Las palabras lo hicieron reflexionar.
Ese espejo era realmente extraño.
Y ahora, aún más inquietante.
—Ya que sabemos que algo no está bien, no hay prisa por investigarlo ahora.
—Solo tenemos que ser cuidadosos.
El Espíritu de la Medicina miró el espejo y añadió:
—Maestro, mejor guárdelo por ahora.
—Este espejo tiene una habilidad así…
—Entonces puedo usarlo como un tesoro capaz de devorar personas.
Los ojos de Ning Qi brillaron de repente y sonrió.
—Si me encuentro con alguien muy fuerte y no puedo vencerlo, puedo encerrarlo aquí.
—Y de paso descubrir qué secretos esconde este espejo.
—¡Exacto, maestro!
El Espíritu de la Medicina dio una palmada.
—¡Es una gran idea!
—Vamos.
—Ya que esto está resuelto, salgamos a ver.
—Veamos qué tan animada está la noche.
Ning Qi se estiró y salió del espacio Sumeru.
El Espíritu de la Medicina lo siguió.
Al salir, regresaron a las calles.
Había mucha más gente ahora.
—Ya oscureció, todos salieron.
Dijo el Espíritu de la Medicina mientras miraba alrededor.
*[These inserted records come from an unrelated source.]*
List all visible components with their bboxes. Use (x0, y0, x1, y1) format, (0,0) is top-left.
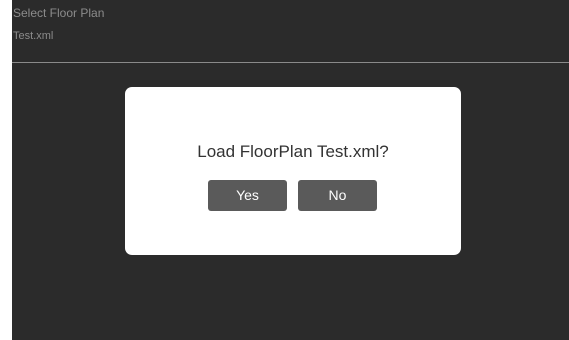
page-title: Select Floor Plan (13, 6, 105, 20)
header-divider (12, 62, 569, 63)
dialog-message: Load FloorPlan Test.xml? (197, 142, 389, 161)
floor-plan-screen: Select Floor Plan Test.xml Load FloorPla… (12, 0, 569, 340)
confirm-dialog: Load FloorPlan Test.xml? Yes No (125, 87, 461, 255)
yes-button[interactable]: Yes (208, 180, 287, 211)
file-list-item[interactable]: Test.xml (13, 30, 53, 42)
no-button[interactable]: No (298, 180, 377, 211)
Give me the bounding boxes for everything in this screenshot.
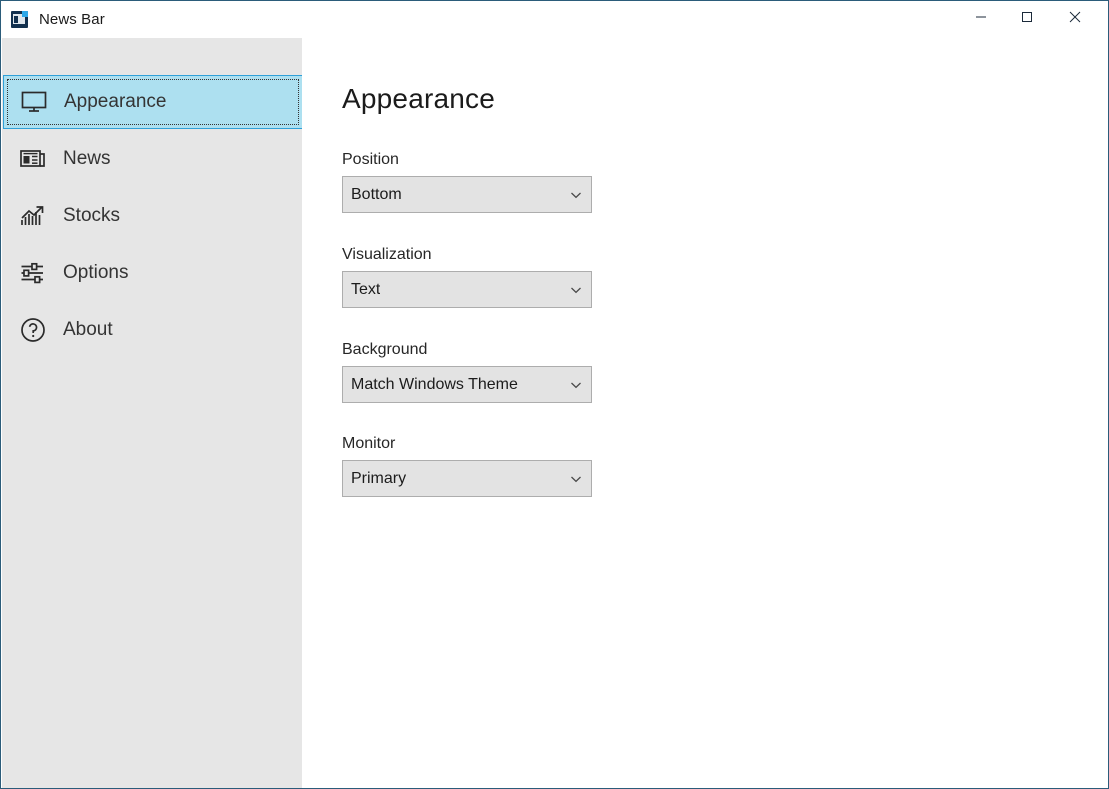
question-circle-icon bbox=[17, 317, 49, 343]
maximize-button[interactable] bbox=[1004, 1, 1050, 33]
sidebar-item-options[interactable]: Options bbox=[3, 246, 303, 300]
sidebar-item-label: News bbox=[63, 148, 111, 169]
position-dropdown[interactable]: Bottom bbox=[342, 176, 592, 213]
page-title: Appearance bbox=[342, 83, 496, 114]
dropdown-value: Bottom bbox=[351, 185, 402, 203]
field-position: Position Bottom bbox=[342, 151, 592, 213]
close-icon bbox=[1069, 11, 1081, 23]
sidebar-item-label: Stocks bbox=[63, 205, 121, 226]
app-window: News Bar Appearance News Stocks Options … bbox=[0, 0, 1109, 789]
chevron-down-icon bbox=[570, 381, 582, 389]
close-button[interactable] bbox=[1052, 1, 1098, 33]
field-monitor: Monitor Primary bbox=[342, 435, 592, 497]
title-bar-left: News Bar bbox=[1, 1, 105, 38]
sidebar-item-appearance[interactable]: Appearance bbox=[3, 75, 303, 129]
dropdown-value: Match Windows Theme bbox=[351, 375, 518, 393]
visualization-dropdown[interactable]: Text bbox=[342, 271, 592, 308]
chevron-down-icon bbox=[570, 475, 582, 483]
title-bar: News Bar bbox=[1, 1, 1108, 38]
chevron-down-icon bbox=[570, 286, 582, 294]
content-panel: Appearance Position Bottom Visualization… bbox=[302, 38, 1108, 788]
monitor-dropdown[interactable]: Primary bbox=[342, 460, 592, 497]
sidebar-item-label: Appearance bbox=[64, 91, 167, 112]
dropdown-value: Text bbox=[351, 280, 381, 298]
news-bar-app-icon bbox=[11, 11, 28, 28]
sidebar-item-stocks[interactable]: Stocks bbox=[3, 189, 303, 243]
sidebar-item-label: Options bbox=[63, 262, 129, 283]
field-visualization: Visualization Text bbox=[342, 246, 592, 308]
sliders-icon bbox=[17, 262, 49, 284]
monitor-icon bbox=[18, 91, 50, 113]
dropdown-value: Primary bbox=[351, 469, 407, 487]
maximize-icon bbox=[1022, 12, 1032, 22]
window-title: News Bar bbox=[39, 11, 105, 28]
field-background: Background Match Windows Theme bbox=[342, 341, 592, 403]
field-label: Visualization bbox=[342, 246, 432, 263]
minimize-icon bbox=[976, 16, 986, 18]
sidebar-item-about[interactable]: About bbox=[3, 303, 303, 357]
field-label: Monitor bbox=[342, 435, 396, 452]
sidebar-item-news[interactable]: News bbox=[3, 132, 303, 186]
newspaper-icon bbox=[17, 148, 49, 170]
chart-up-icon bbox=[17, 204, 49, 228]
background-dropdown[interactable]: Match Windows Theme bbox=[342, 366, 592, 403]
sidebar-item-label: About bbox=[63, 319, 113, 340]
field-label: Position bbox=[342, 151, 399, 168]
sidebar: Appearance News Stocks Options About bbox=[2, 38, 303, 788]
field-label: Background bbox=[342, 341, 428, 358]
chevron-down-icon bbox=[570, 191, 582, 199]
minimize-button[interactable] bbox=[958, 1, 1004, 33]
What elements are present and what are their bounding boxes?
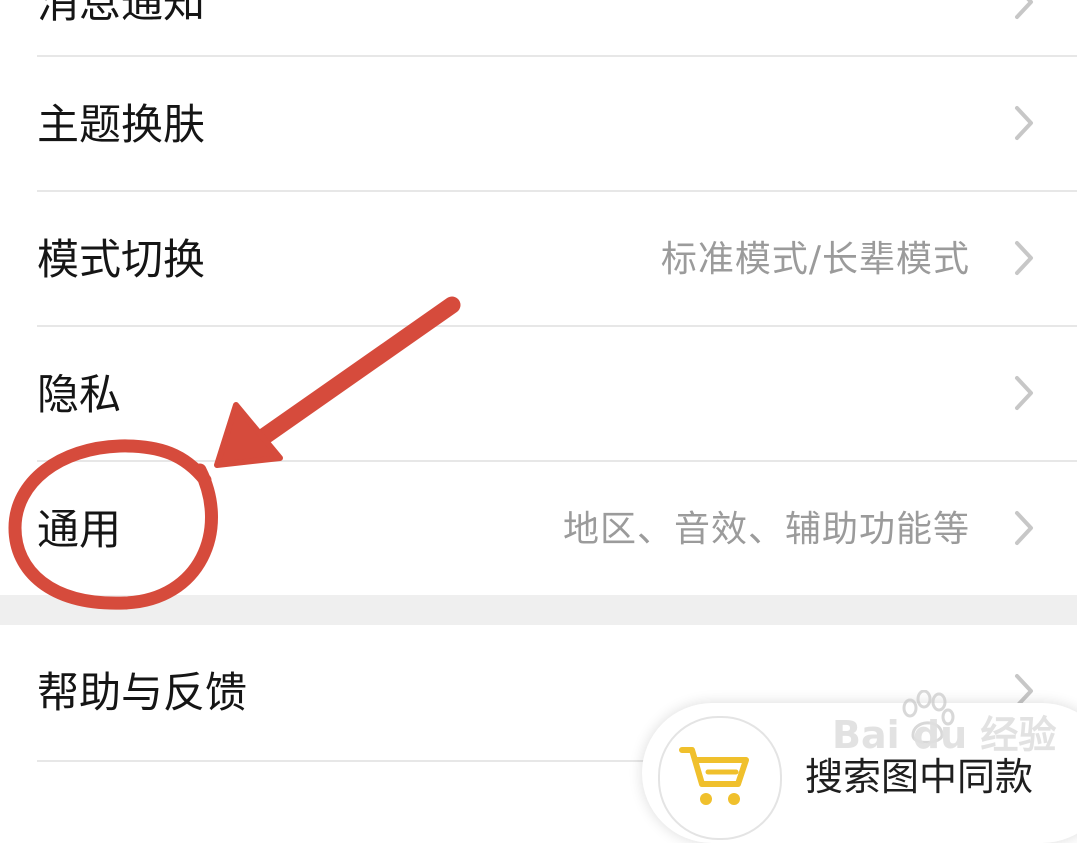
- watermark-text: Bai du 经验: [832, 713, 1057, 757]
- chevron-right-icon: [1015, 106, 1033, 140]
- chevron-right-icon: [1015, 376, 1033, 410]
- search-same-item-label[interactable]: 搜索图中同款: [805, 753, 1033, 801]
- settings-row-label: 通用: [37, 505, 122, 554]
- section-separator: [0, 595, 1077, 625]
- shopping-cart-icon: [679, 747, 749, 805]
- settings-row-label: 主题换肤: [37, 100, 206, 149]
- chevron-right-icon: [1015, 511, 1033, 545]
- chevron-right-icon: [1015, 241, 1033, 275]
- settings-row-value: 标准模式/长辈模式: [660, 239, 970, 280]
- settings-row-label: 消息通知: [37, 0, 206, 27]
- settings-row-label: 帮助与反馈: [37, 668, 248, 717]
- settings-row-label: 隐私: [37, 370, 122, 419]
- settings-row-privacy[interactable]: 隐私: [0, 327, 1077, 460]
- settings-row-theme-skin[interactable]: 主题换肤: [0, 57, 1077, 190]
- settings-row-value: 地区、音效、辅助功能等: [562, 509, 970, 550]
- settings-row-label: 模式切换: [37, 235, 206, 284]
- chevron-right-icon: [1015, 0, 1033, 19]
- settings-row-mode-switch[interactable]: 模式切换 标准模式/长辈模式: [0, 192, 1077, 325]
- settings-row-message-notifications[interactable]: 消息通知: [0, 0, 1077, 55]
- settings-row-general[interactable]: 通用 地区、音效、辅助功能等: [0, 462, 1077, 595]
—Maestro, hace tiempo que no probamos la comida de aquí.
—Es hora de cenar, ¿qué tal si buscamos un lugar para comer?
—Ahora que lo dices, sí tengo hambre.
Ning Qi se frotó el estómago y señaló un restaurante.
—Vamos a ese.
—¡Bien!
—Hay mucha gente, seguro está bueno.
El Espíritu de la Medicina se relamió los labios.
—Aunque no se compara con la comida del Reino Inmortal, no está mal.
—Vamos.
Ning Qi ya estaba frente a la entrada.
—Joven señor, por aquí, por favor.
Apenas llegó, alguien salió a recibirlo.
—¿Hay lugar?
Preguntó Ning Qi, viendo cuánta gente había.
—Sí, joven señor. Por favor, suba al segundo piso.
—Allá está más animado.
—Perfecto, vamos.
Ning Qi aceptó sin dudar.
Siguió al dependiente escaleras arriba.
En el camino, los aromas de la comida y del vino espiritual le abrieron el apetito.
Al llegar al segundo piso, el ambiente era aún más bullicioso.
Grupos de personas comían y charlaban animadamente.
—Joven señor, siéntese aquí.
El dependiente lo llevó a una esquina tranquila e hizo un gesto para que tomara asiento.